The debate between idealism and realism in U.S. foreign policy dates back to the birth of the nation. Thomas Jefferson saw America's role in the world in idealistic terms: "I have sworn upon the altar of God eternal hostility against any form of tyranny over the mind of man." Alexander Hamilton was ever the realist: "Safety from external danger is the most powerful director of national conduct." In the end, Jefferson's idealism triumphed because it suited the moral, humanitarian strain in America. After all, the U.S. fought an empire to be free. And Woodrow Wilson led the U.S. into war to make the world "safe for democracy." He said: "America is the only idealistic nation in the world."
Which brings us to Kosovo. Try as they might, foreign policy realists cannot make a solid case that U.S. intervention is in the national interest. The fighting is a civil war between two religious groups that dates back a thousand years. The regional conflict doesn't threaten Western Europe. It isn't near any oil. Failure to act reflects poorly on the credibility of U.S. leadership, but no more so than not stopping the massacres in Rwanda. NATO was never designed to intervene in Balkan atrocities. Intervention actually hurts American interests by antagonizing Russia, the one country with tens of thousands of nukes. In terms of realpolitik, intervention doesn't parse.
Only an idealistic case can be made for American action in the Kosovo conflict, and it is a good one. After the horrors of the 20th century, how can civilized, decent people permit genocide? After the rise of Hitler, the camps, and World War II, how can good people allow such evil to exist?
But there is a problem with idealism as foreign policy.
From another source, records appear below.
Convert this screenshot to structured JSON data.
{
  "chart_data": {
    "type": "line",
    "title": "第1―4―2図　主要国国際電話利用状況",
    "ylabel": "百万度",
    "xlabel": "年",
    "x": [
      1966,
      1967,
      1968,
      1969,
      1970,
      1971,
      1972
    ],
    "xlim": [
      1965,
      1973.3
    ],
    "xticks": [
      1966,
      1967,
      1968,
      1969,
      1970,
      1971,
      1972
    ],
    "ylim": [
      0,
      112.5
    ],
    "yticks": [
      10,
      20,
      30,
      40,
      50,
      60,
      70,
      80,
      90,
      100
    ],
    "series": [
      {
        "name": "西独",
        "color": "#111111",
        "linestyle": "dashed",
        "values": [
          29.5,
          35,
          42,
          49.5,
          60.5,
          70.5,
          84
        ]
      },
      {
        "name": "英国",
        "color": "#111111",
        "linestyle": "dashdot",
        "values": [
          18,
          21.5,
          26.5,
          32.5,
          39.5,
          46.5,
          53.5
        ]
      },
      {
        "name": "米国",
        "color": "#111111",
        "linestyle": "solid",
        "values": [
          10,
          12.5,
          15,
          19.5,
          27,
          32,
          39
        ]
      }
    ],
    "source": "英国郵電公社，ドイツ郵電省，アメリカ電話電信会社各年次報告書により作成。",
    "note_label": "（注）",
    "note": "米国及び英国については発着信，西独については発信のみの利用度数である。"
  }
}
Successful implementation requires the kind of military force that repulses idealists. Combating evil carries a high price. To stop Slobodan Milosevic and the Serbs from butchering the people of Kosovo would require implementing the Powell Doctrine: Apply overwhelming force to achieve specific goals. In the Kosovo fighting, that would mean sending up to half a million NATO troops into the region--hardly a pleasant prospect. Serbia and Kosovo are mountainous, forested areas, not flat desert as in Iraq. And the Serbs have a long history of being smart guerrilla fighters. Serbian partisans pinned down 20 divisions of German troops in the hills during World War II. They are likely to take to these familiar hills if NATO were to invade. Still, by promising not to send in troops from the very beginning, Clinton immediately gave away the bargaining tool that could have made the difference.
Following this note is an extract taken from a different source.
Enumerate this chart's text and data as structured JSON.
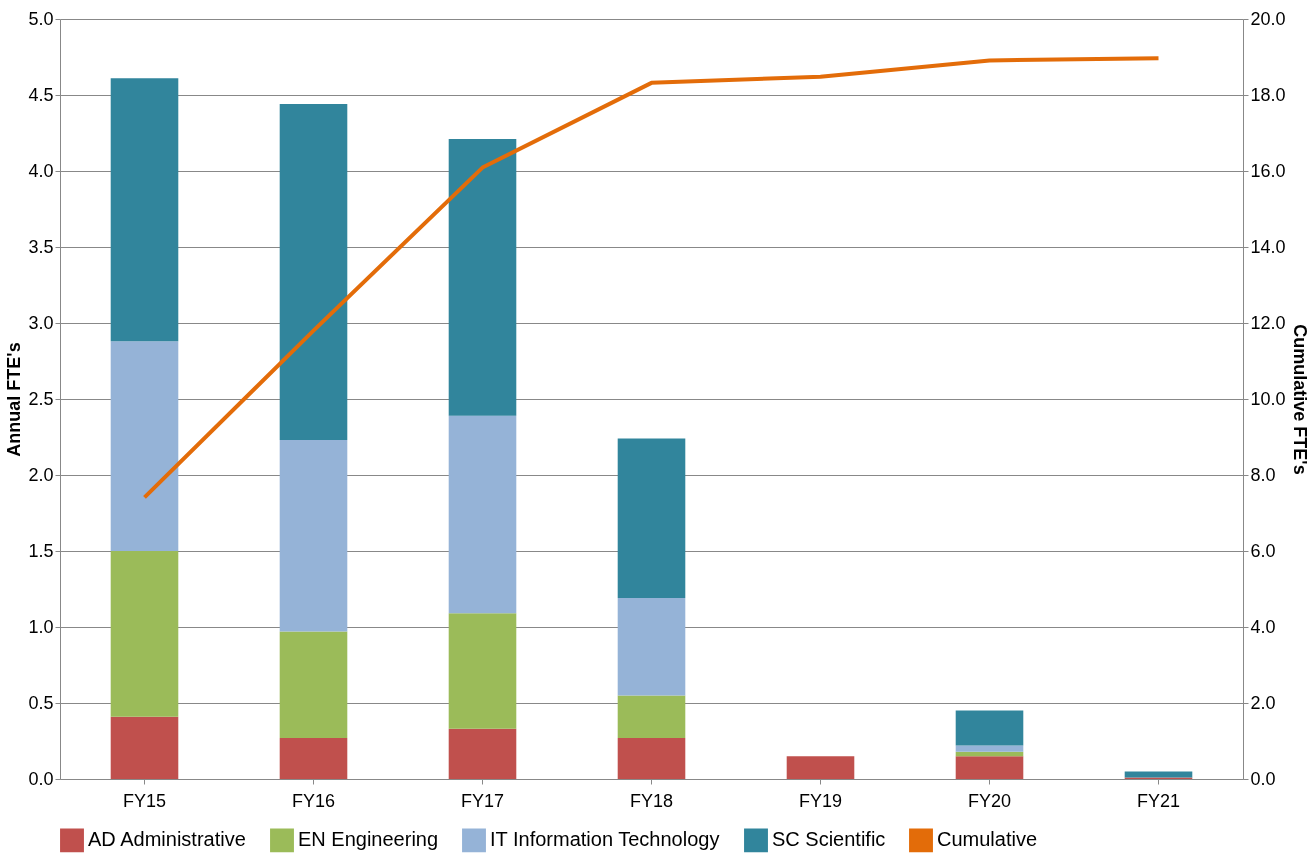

So far, the bombing has led to the strengthening, not weakening, of Milosevic and an increase, not decrease, in Albanian refugees fleeing Kosovo. Surprised and incredulous that they could not bomb Serbia back to the bargaining table, Washington and NATO now face the risk of severe embarrassment. Unless steps are quickly taken, one outcome of the bombing could easily be Milosevic remaining in power and in control of a depopulated Kosovo.
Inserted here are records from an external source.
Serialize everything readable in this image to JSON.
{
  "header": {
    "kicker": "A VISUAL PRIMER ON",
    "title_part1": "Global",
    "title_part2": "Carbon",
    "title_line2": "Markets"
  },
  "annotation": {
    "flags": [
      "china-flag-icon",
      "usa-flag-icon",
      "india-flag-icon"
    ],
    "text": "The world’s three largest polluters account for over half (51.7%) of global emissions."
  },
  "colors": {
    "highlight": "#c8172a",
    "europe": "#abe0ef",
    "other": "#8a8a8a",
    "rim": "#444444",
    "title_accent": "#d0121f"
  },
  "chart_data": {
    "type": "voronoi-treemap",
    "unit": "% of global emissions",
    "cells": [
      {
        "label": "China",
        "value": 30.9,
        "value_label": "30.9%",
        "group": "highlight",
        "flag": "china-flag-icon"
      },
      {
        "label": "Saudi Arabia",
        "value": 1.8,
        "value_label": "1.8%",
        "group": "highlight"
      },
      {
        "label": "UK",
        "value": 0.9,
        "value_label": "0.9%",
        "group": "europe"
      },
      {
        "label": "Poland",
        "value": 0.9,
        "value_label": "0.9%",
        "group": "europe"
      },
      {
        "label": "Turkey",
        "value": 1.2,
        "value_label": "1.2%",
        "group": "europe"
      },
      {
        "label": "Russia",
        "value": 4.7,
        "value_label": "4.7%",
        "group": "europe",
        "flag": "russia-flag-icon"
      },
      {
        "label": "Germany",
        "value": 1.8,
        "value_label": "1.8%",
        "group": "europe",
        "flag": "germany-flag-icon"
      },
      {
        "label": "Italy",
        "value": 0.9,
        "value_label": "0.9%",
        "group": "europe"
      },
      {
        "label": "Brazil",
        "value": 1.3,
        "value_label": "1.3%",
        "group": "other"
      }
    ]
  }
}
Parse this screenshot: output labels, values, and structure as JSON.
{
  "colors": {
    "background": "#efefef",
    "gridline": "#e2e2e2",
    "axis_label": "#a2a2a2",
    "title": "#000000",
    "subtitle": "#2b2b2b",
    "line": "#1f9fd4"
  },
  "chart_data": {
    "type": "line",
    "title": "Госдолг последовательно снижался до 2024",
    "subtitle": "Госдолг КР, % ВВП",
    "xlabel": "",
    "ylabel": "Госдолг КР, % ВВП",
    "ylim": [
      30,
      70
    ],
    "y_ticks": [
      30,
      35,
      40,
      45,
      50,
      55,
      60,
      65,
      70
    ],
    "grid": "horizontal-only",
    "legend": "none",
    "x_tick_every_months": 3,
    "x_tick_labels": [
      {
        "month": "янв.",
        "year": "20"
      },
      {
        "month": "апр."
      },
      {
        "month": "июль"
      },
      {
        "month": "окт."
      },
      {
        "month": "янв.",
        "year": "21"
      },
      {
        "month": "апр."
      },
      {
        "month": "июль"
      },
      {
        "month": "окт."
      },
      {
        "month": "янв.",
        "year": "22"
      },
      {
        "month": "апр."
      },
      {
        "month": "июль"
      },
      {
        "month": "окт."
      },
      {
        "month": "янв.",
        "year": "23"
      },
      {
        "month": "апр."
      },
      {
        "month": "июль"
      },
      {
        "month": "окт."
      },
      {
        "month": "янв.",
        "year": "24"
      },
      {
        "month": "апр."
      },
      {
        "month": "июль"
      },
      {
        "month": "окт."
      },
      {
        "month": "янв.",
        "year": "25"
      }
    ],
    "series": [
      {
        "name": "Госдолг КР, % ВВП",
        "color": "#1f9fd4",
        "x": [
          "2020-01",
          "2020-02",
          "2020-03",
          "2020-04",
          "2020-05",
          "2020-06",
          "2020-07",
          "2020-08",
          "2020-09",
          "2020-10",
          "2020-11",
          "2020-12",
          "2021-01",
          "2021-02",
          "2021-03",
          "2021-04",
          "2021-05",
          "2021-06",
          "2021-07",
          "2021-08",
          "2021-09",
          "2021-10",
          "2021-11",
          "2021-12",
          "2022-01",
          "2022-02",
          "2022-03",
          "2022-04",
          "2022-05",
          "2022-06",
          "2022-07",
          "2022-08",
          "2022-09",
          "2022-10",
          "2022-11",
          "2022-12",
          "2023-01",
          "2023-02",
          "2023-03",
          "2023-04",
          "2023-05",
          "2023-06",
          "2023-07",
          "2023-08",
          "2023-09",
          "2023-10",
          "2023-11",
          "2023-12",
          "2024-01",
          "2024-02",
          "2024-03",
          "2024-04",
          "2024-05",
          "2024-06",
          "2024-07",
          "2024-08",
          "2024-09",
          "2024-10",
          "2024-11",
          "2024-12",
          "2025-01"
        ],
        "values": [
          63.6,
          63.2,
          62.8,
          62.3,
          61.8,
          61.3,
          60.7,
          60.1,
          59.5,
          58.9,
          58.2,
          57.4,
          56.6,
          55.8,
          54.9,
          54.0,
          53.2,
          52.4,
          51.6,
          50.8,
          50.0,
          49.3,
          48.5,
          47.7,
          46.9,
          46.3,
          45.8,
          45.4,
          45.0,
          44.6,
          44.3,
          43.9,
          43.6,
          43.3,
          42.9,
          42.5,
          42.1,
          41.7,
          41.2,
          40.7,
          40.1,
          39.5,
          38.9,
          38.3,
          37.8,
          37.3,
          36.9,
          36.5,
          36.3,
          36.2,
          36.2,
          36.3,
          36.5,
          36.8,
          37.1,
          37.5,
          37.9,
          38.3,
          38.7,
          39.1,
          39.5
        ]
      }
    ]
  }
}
What to do? First, NATO should step up the bombing, even if it means taking more risks. Second, the U.S. and its allies must prepare for a massive troop buildup if it becomes necessary. And of course we should use Soviet Prime Minister Yevgeny Primakov to help broker the inevitable negotiations. The goal is not an independent Kosovo but an autonomous region of Serbia--the state of affairs that existed under Marshall Tito. NATO troops would be needed to keep the peace and resettle the returning refugees. It's time to face up to what must be done. There is no retreat possible.